Practical Challenges for Big Horn County Landlords
Operating rental property in Big Horn County presents challenges that go beyond the normal difficulties of rural Montana landlording. The poverty rate is high. The housing stock is often in poor condition. Jurisdictional complexity on and near the reservation creates legal uncertainty. The declining coal economy is eroding what was once the county’s most reliable source of high-wage employment. Contractor availability for repairs is limited, though Hardin’s relative proximity to Billings provides more options than many truly remote Montana counties.
Despite these challenges, Hardin offers landlords something that many Montana markets do not: extremely affordable property acquisition costs. The median property value in Big Horn County is approximately $148,000 — less than half the Montana state median and a fraction of what comparable properties cost in Bozeman, Missoula, or Kalispell. For landlords who are willing to invest the operational effort required by a difficult market, who focus on the stable government and healthcare tenant pool, and who maintain their properties at a standard that attracts professional tenants rather than competing at the bottom of the market, Big Horn County offers a path to cash-flowing rental investment at acquisition costs that are no longer available in Montana’s larger markets.

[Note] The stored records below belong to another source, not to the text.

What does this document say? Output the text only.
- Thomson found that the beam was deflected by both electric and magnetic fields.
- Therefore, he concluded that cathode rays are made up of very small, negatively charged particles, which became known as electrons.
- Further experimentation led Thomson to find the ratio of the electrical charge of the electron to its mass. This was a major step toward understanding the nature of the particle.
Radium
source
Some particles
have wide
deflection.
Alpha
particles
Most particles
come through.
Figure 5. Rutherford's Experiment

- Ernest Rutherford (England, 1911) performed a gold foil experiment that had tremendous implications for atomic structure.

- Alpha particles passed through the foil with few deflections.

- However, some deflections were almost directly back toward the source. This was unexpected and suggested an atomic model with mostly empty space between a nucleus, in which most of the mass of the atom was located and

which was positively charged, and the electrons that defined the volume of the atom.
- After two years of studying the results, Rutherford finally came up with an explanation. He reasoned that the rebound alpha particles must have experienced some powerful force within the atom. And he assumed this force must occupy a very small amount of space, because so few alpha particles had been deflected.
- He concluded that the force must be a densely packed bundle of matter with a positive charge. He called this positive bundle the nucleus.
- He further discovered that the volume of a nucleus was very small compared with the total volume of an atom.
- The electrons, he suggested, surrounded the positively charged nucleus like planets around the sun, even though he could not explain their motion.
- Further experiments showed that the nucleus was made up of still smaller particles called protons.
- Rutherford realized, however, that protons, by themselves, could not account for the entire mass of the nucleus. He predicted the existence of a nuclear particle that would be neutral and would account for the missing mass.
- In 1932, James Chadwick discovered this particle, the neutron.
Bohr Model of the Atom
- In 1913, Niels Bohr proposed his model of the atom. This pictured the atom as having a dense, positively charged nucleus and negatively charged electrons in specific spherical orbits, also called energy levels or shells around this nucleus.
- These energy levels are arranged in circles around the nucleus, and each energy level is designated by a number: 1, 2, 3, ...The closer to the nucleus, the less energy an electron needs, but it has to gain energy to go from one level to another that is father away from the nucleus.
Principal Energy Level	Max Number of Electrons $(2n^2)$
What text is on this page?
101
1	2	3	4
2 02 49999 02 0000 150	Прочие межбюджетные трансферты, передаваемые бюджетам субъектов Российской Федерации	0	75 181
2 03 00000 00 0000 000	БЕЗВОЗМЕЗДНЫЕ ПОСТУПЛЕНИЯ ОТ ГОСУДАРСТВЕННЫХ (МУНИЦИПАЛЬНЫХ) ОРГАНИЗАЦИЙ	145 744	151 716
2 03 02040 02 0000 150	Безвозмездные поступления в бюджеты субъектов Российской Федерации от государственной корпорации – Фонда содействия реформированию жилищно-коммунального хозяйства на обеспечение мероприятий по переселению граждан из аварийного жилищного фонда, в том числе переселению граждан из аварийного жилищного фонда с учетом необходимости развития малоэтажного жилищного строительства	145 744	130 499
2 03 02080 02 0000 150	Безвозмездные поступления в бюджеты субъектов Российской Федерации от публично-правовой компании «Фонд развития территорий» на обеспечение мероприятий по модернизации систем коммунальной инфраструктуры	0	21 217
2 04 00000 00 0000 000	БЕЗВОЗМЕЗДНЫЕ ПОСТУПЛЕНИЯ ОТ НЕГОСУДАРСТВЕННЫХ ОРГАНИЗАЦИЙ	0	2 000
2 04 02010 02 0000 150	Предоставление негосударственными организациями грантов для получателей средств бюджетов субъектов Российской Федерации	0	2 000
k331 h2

The key to success in Big Horn County is selectivity: focus on fee-simple land in or near Hardin where Montana state law applies cleanly, target government and healthcare employees as your primary tenant pool, maintain property quality at a level that justifies market rents, and screen rigorously. The landlords who succeed in Big Horn County are the ones who treat it as a professional operation in a challenging environment rather than a passive investment in a difficult one.
Big Horn County landlord-tenant matters on non-reservation fee-simple land are governed by the Montana Residential Landlord and Tenant Act of 1977, MCA Title 70, Chapter 24, and the Montana Tenants’ Security Deposits Act, MCA Title 70, Chapter 25. Tenancies on trust land within the Crow Indian Reservation or Northern Cheyenne Indian Reservation may be governed by tribal law and subject to tribal court jurisdiction — consult a licensed attorney who practices in Indian law. Nonpayment notice: 3-day pay or vacate. Minor lease violation: 14-day cure or quit. Major lease violation: 3-day cure or quit. No-cause termination (month-to-month): 30-day written notice. Security deposit: no cap; 10-day return if no deductions, 30-day itemized return if deductions; must be held in separate bank account; bank name and address provided to tenant; 24-hour written cleaning notice required before deducting cleaning charges (MCA § 70-25-201(3)). Landlord entry: 24 hours’ advance written notice (MCA § 70-24-312). No rent control. No local ordinances beyond state law on non-reservation land. FED action filed at Big Horn County Justice Court (non-reservation land). Federal lead paint disclosure required for pre-1978 properties. Consult a licensed Montana attorney before taking legal action, particularly if the property is on or near reservation land. Last updated: April 2026.